The dataset used in the tutorials is a social network dataset of users and posts that has the following schema.

Nodes

User

The User node represents users within the social network. Each user has their information attached, such as:

  • user_id (INT64): This is an unique id which is used to sort and find users.
  • username (STRING): This is the unique username which each user will have.
  • account_creation_date (DATE): This represents the date which the account was created.
userID,username,account_creation_date
1,epicwolf202,2022-09-09
2,silentninja637,2023-01-27
3,stormcat597,2023-02-25
4,brightking765,2023-05-11
5,fastgirl798,2021-06-11

Post

The Post node represents the posts which has been made on the social network. Each post has its information attached, such as:

  • post_id (INT64): This is an unique id which is used to sort and find posts.
  • creation_date (DATE): This represents the date which the account was created.
  • like_count (INT64): This represents the amount of likes the post has received.
  • retweet_count (INT64): This represents the amount of retweets the post has received.
postID,creation_date,like_count,retweet_count
1,2021-12-08,427,29
2,2022-06-02,9,16
3,2023-01-14,238,51
4,2023-01-06,67,147
5,2022-10-26,103,73

Relationships

FOLLOWS

The relationship FOLLOWS goes from User node to User node. This relation represents a user following another user on the social network.

followerID,followeeID
1,7
1,6
2,17
2,10
2,13

POSTS

The relationship POSTS goes from User node to Post node. This relation represents a user posting the post on the social network.

userID,postID
17,1
4,2
15,3
7,4
14,5

LIKES

The relationship Likes goes from User node to Post node. This relation represents a user liking the post on the social network.

userID,postID
16,1
2,1
4,1
13,1
11,1

Define the schema in Kuzu

In the Kuzu CLI, let’s create a node table for the Users in our dataset.

CREATE NODE TABLE User(
userID INT64 PRIMARY KEY,
username STRING,
account_creation_date DATE
);
┌──────────────────────────────┐
│ result │
│ STRING │
├──────────────────────────────┤
│ Table User has been created. │
└──────────────────────────────┘

We can do a similar thing for the Posts in our dataset.

CREATE NODE TABLE Post(
postID INT64 PRIMARY KEY,
creation_date DATE,
like_count INT64,
retweet_count INT64
);
┌──────────────────────────────┐
│ result │
│ STRING │
├──────────────────────────────┤
│ Table Post has been created. │
└──────────────────────────────┘

Now that we have our node tables, we can create a relationship table for the FOLLOWS and POSTS relationships in our dataset.

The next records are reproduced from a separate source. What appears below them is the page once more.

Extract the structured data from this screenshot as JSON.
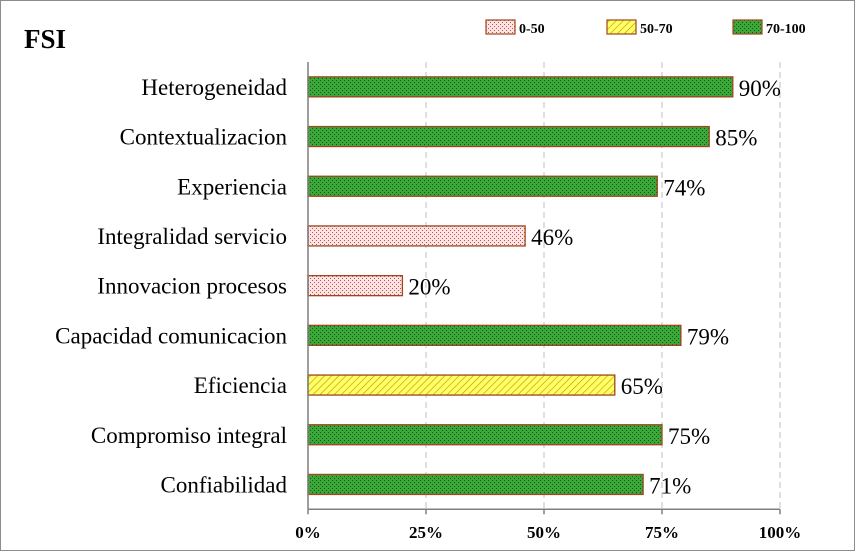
{
  "chart_data": {
    "type": "bar",
    "orientation": "horizontal",
    "title": "FSI",
    "xlabel": "",
    "ylabel": "",
    "xlim": [
      0,
      100
    ],
    "x_ticks": [
      "0%",
      "25%",
      "50%",
      "75%",
      "100%"
    ],
    "grid": "vertical dashed",
    "legend_position": "top-right",
    "legend": [
      {
        "label": "0-50",
        "fill": "#fde4e4",
        "dot": "#c0504d",
        "stroke": "#a0451f"
      },
      {
        "label": "50-70",
        "fill": "#ffff66",
        "dot": "#c09000",
        "stroke": "#a0451f"
      },
      {
        "label": "70-100",
        "fill": "#3ca83c",
        "dot": "#0a5a0a",
        "stroke": "#a0451f"
      }
    ],
    "categories": [
      "Heterogeneidad",
      "Contextualizacion",
      "Experiencia",
      "Integralidad servicio",
      "Innovacion procesos",
      "Capacidad comunicacion",
      "Eficiencia",
      "Compromiso integral",
      "Confiabilidad"
    ],
    "values": [
      90,
      85,
      74,
      46,
      20,
      79,
      65,
      75,
      71
    ],
    "value_labels": [
      "90%",
      "85%",
      "74%",
      "46%",
      "20%",
      "79%",
      "65%",
      "75%",
      "71%"
    ],
    "bar_band": [
      "70-100",
      "70-100",
      "70-100",
      "0-50",
      "0-50",
      "70-100",
      "50-70",
      "70-100",
      "70-100"
    ]
  }
}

CREATE REL TABLE LIKES(From User To Post);
CREATE REL TABLE FOLLOWS(From User To User);
CREATE REL TABLE POSTED(From User To Post);
┌───────────────────────────────┐
│ result │
│ STRING │
├───────────────────────────────┤
│ Table LIKES has been created. │
└───────────────────────────────┘
┌─────────────────────────────────┐
│ result │
│ STRING │
├─────────────────────────────────┤
│ Table FOLLOWS has been created. │
└─────────────────────────────────┘
┌────────────────────────────────┐
│ result │
│ STRING │
├────────────────────────────────┤
│ Table POSTED has been created. │
└────────────────────────────────┘